Мои приятели — Котька Лютов и Урка Дубин пускают в луже кораблики из яичной скорлупы и делают из кирпичей запруду.

Урка недавно ударил мою сестренку, и мне очень хочется подойти к нему и дать подзатыльника, но вспоминаю, что сегодня исповедь и драться грешно. Молча, с надутым видом прохожу мимо.

— Ишь, Васька зафорсил-то! — насмешливо отзывается Котька.— В пальто новом... в сапогах, как кот... Обувь лаковая, а рожа аховая!

— А твой отец моему тятьке до сих пор полтинник должен! — сквозь зубы возражаю я и осторожно, чтобы не забрызгать грязью лакированных сапог, медленно ступаю по панели. Котька не остается в долгу и кричит мне вдогонку звонким рассыпным голосом:

— Сапожные шпильки!

Ах, с каким бы наслаждением я наклал бы ему по шее за сапожные шпильки! Форсит, адиёт, шкилетина, что у него отец в колбасной служит, а мой тятька сапожник... Сапожник, да не простой! Купцам да отцам дьяконам сапоги шьет, не как-нибудь!

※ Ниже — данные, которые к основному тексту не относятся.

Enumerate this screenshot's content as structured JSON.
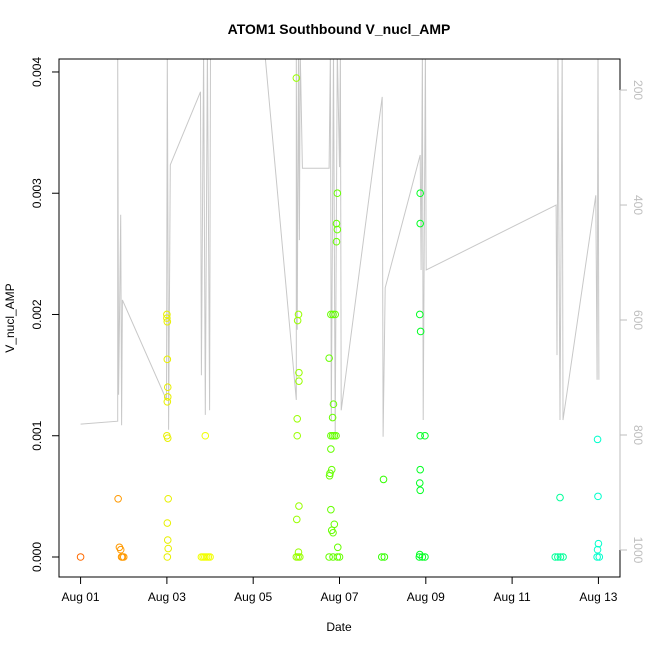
{
  "chart_data": {
    "type": "scatter",
    "title": "ATOM1 Southbound V_nucl_AMP",
    "x_label": "Date",
    "y_label": "V_nucl_AMP",
    "xlim": [
      0.5,
      13.5
    ],
    "xticks": [
      {
        "value": 1,
        "label": "Aug 01"
      },
      {
        "value": 3,
        "label": "Aug 03"
      },
      {
        "value": 5,
        "label": "Aug 05"
      },
      {
        "value": 7,
        "label": "Aug 07"
      },
      {
        "value": 9,
        "label": "Aug 09"
      },
      {
        "value": 11,
        "label": "Aug 11"
      },
      {
        "value": 13,
        "label": "Aug 13"
      }
    ],
    "ylim": [
      -0.000165,
      0.004107
    ],
    "yticks": [
      {
        "value": 0,
        "label": "0.000"
      },
      0.001,
      0.002,
      0.003,
      0.004
    ],
    "y2lim": [
      1047,
      146
    ],
    "y2ticks": [
      200,
      400,
      600,
      800,
      1000
    ],
    "y2_color": "#bebebe",
    "series": [
      {
        "color": "#ff6a00",
        "x": [
          1.0
        ],
        "values": [
          0
        ]
      },
      {
        "color": "#ff9900",
        "x": [
          1.87,
          1.9,
          1.93,
          1.95,
          1.97,
          2.0
        ],
        "values": [
          0.00048,
          8e-05,
          6e-05,
          0,
          0,
          0
        ]
      },
      {
        "color": "#e8f000",
        "x": [
          3.0,
          3.0,
          3.01,
          3.01,
          3.02,
          3.02,
          3.01,
          3.0,
          3.02,
          3.03,
          3.01,
          3.02,
          3.03,
          3.01
        ],
        "values": [
          0.002,
          0.00197,
          0.00194,
          0.00163,
          0.0014,
          0.00132,
          0.00128,
          0.001,
          0.00098,
          0.00048,
          0.00028,
          0.00014,
          7e-05,
          0
        ]
      },
      {
        "color": "#f2ff00",
        "x": [
          3.89,
          3.8,
          3.84,
          3.88,
          3.92,
          3.96,
          4.0
        ],
        "values": [
          0.001,
          0,
          0,
          0,
          0,
          0,
          0
        ]
      },
      {
        "color": "#99ff00",
        "x": [
          6.0,
          6.05,
          6.03,
          6.06,
          6.06,
          6.02,
          6.02,
          6.06,
          6.01,
          6.05,
          6.0,
          6.04,
          6.08
        ],
        "values": [
          0.00395,
          0.002,
          0.00195,
          0.00152,
          0.00145,
          0.00114,
          0.001,
          0.00042,
          0.00031,
          4e-05,
          0,
          0,
          0
        ]
      },
      {
        "color": "#66ff00",
        "x": [
          6.95,
          6.93,
          6.95,
          6.93,
          6.8,
          6.85,
          6.9,
          6.76,
          6.86,
          6.84,
          6.8,
          6.84,
          6.88,
          6.92,
          6.8,
          6.82,
          6.78,
          6.77,
          6.8,
          6.88,
          6.82,
          6.85,
          6.96,
          6.76,
          6.85,
          6.95,
          7.0
        ],
        "values": [
          0.003,
          0.00275,
          0.0027,
          0.0026,
          0.002,
          0.002,
          0.002,
          0.00164,
          0.00126,
          0.00115,
          0.001,
          0.001,
          0.001,
          0.001,
          0.00089,
          0.00072,
          0.00069,
          0.00067,
          0.00039,
          0.00027,
          0.00022,
          0.0002,
          8e-05,
          0,
          0,
          0,
          0
        ]
      },
      {
        "color": "#33ff00",
        "x": [
          8.02,
          7.98,
          8.04
        ],
        "values": [
          0.00064,
          0,
          0
        ]
      },
      {
        "color": "#00ff22",
        "x": [
          8.87,
          8.87,
          8.86,
          8.88,
          8.87,
          8.98,
          8.87,
          8.86,
          8.87,
          8.86,
          8.85,
          8.92,
          8.98
        ],
        "values": [
          0.003,
          0.00275,
          0.002,
          0.00186,
          0.001,
          0.001,
          0.00072,
          0.00061,
          0.00055,
          2e-05,
          0,
          0,
          0
        ]
      },
      {
        "color": "#00ff99",
        "x": [
          12.11,
          12.0,
          12.06,
          12.12,
          12.18
        ],
        "values": [
          0.00049,
          0,
          0,
          0,
          0
        ]
      },
      {
        "color": "#00ffcc",
        "x": [
          12.98,
          12.99,
          13.0,
          12.98,
          12.97,
          13.02
        ],
        "values": [
          0.00097,
          0.0005,
          0.00011,
          6e-05,
          0,
          0
        ]
      }
    ],
    "line": {
      "color": "#c8c8c8",
      "axis": "y2",
      "x": [
        1.0,
        1.86,
        1.86,
        1.88,
        1.93,
        1.95,
        1.97,
        2.99,
        3.01,
        3.04,
        3.08,
        3.78,
        3.8,
        3.85,
        3.89,
        3.94,
        3.99,
        4.01,
        5.28,
        6.0,
        6.0,
        6.02,
        6.05,
        6.07,
        6.09,
        6.14,
        6.76,
        6.79,
        6.81,
        6.86,
        6.9,
        6.95,
        7.0,
        7.02,
        7.04,
        7.99,
        8.01,
        8.06,
        8.87,
        8.89,
        8.92,
        8.94,
        8.99,
        9.01,
        12.02,
        12.04,
        12.06,
        12.11,
        12.16,
        12.18,
        12.94,
        12.97,
        12.99,
        13.01
      ],
      "values": [
        781,
        776,
        130,
        730,
        417,
        783,
        565,
        739,
        130,
        791,
        330,
        203,
        696,
        130,
        765,
        130,
        757,
        130,
        144,
        739,
        130,
        617,
        130,
        461,
        130,
        336,
        336,
        130,
        774,
        130,
        800,
        130,
        334,
        130,
        757,
        212,
        803,
        544,
        313,
        513,
        130,
        774,
        130,
        513,
        400,
        661,
        130,
        774,
        130,
        774,
        383,
        704,
        130,
        704
      ]
    }
  }
}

Гудят печальные великопостные колокола.

— Вот ужо... после исповеди, я Котьке покажу! — думаю я, подходя к церкви.

Церковная ограда. Шершавые вязы и мшистые березы. Длинная зеленая скамейка, залитая дымчатым вечерним солнцем. На скамейке сидят исповедники и ждут начала «Великого повечерия». С колокольни раздаются голоса ребят, вспугивающие церковных голубей. Кто-то увидел меня с высоты и кличет:

— Ва-а-сь-ка! Сыпь сюда!

Я как будто бы не слышу, а самому очень хочется подняться по старой скрипучей лестнице на колокольню, позвонить в колокол, с замиранием сердца поглядеть на разбросанный город и следить, как тонкие бирюзовые сумерки окутывают вечернюю землю, и слушать, как замирают и гаснут вечерние шумы.

— Одежду и сапоги измызгаешь,— вздыхаю я,— нехорошо, когда ты во всем новом!

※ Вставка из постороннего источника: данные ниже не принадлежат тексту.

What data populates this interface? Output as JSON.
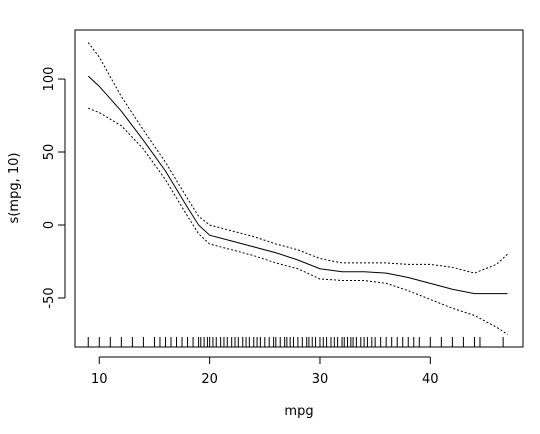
{
  "chart_data": {
    "type": "line",
    "x_label": "mpg",
    "y_label": "s(mpg, 10)",
    "x": [
      9,
      10,
      12,
      14,
      16,
      18,
      19,
      20,
      22,
      24,
      26,
      28,
      30,
      32,
      34,
      36,
      38,
      40,
      42,
      44,
      46,
      47
    ],
    "series": [
      {
        "name": "fit",
        "color": "#000000",
        "dash": "solid",
        "values": [
          102,
          95,
          78,
          58,
          37,
          12,
          0,
          -7,
          -11,
          -15,
          -19,
          -24,
          -30,
          -32,
          -32,
          -33,
          -36,
          -40,
          -44,
          -47,
          -47,
          -47
        ]
      },
      {
        "name": "upper",
        "color": "#000000",
        "dash": "dotted",
        "values": [
          125,
          115,
          88,
          65,
          43,
          18,
          6,
          0,
          -4,
          -8,
          -13,
          -17,
          -23,
          -26,
          -26,
          -26,
          -27,
          -27,
          -29,
          -33,
          -27,
          -20
        ]
      },
      {
        "name": "lower",
        "color": "#000000",
        "dash": "dotted",
        "values": [
          80,
          77,
          68,
          52,
          31,
          6,
          -6,
          -13,
          -17,
          -21,
          -26,
          -30,
          -37,
          -38,
          -38,
          -40,
          -45,
          -51,
          -57,
          -62,
          -70,
          -75
        ]
      }
    ],
    "rug": [
      9,
      10,
      11,
      12,
      13,
      14,
      15,
      15.5,
      16,
      16.5,
      17,
      17.5,
      18,
      18.5,
      19,
      19.2,
      19.5,
      19.8,
      20,
      20.3,
      20.6,
      21,
      21.3,
      21.6,
      22,
      22.3,
      22.6,
      23,
      23.3,
      23.6,
      24,
      24.3,
      24.6,
      25,
      25.4,
      25.8,
      26,
      26.4,
      26.8,
      27,
      27.3,
      27.6,
      28,
      28.4,
      28.8,
      29,
      29.3,
      29.6,
      30,
      30.3,
      30.6,
      31,
      31.3,
      31.6,
      32,
      32.2,
      32.5,
      32.8,
      33,
      33.3,
      33.7,
      34,
      34.3,
      34.7,
      35,
      35.5,
      36,
      36.5,
      37,
      37.5,
      38,
      38.5,
      39,
      40,
      41,
      42,
      43,
      44,
      44.5,
      46.6
    ],
    "xlim": [
      7.8,
      48.4
    ],
    "ylim": [
      -83.6,
      133.6
    ],
    "xticks": [
      10,
      20,
      30,
      40
    ],
    "yticks": [
      -50,
      0,
      50,
      100
    ]
  }
}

— И вот, светы мои, в пустыне-то этой подвизались три святолепных старца,— рассказывает исповедникам дядя Осип, кладбищенский сторож.— Молились, постились и трудились... да... трудились... А кругом одна пустыня...

Я вникаю в слова дяди Осипа, и мне представляется пустыня, почему-то в виде неба без облаков.

— Васька! И ты исповедаться? — раздается сиплый голос Витьки.

На него я смотрю сердито. Вчера я проиграл ему три копейки, данные матерью, чтобы купить мыла для стирки, за что и влетело мне по загривку.

— Пойдем сыгранем в орла и решку, а? — упрашивает меня Витька, показывая пятак.

— С тобой играть не буду! Ты всегда_жулишь!

— И вот пошли три старца в един град к мужу праведному,— продолжает дядя Осип.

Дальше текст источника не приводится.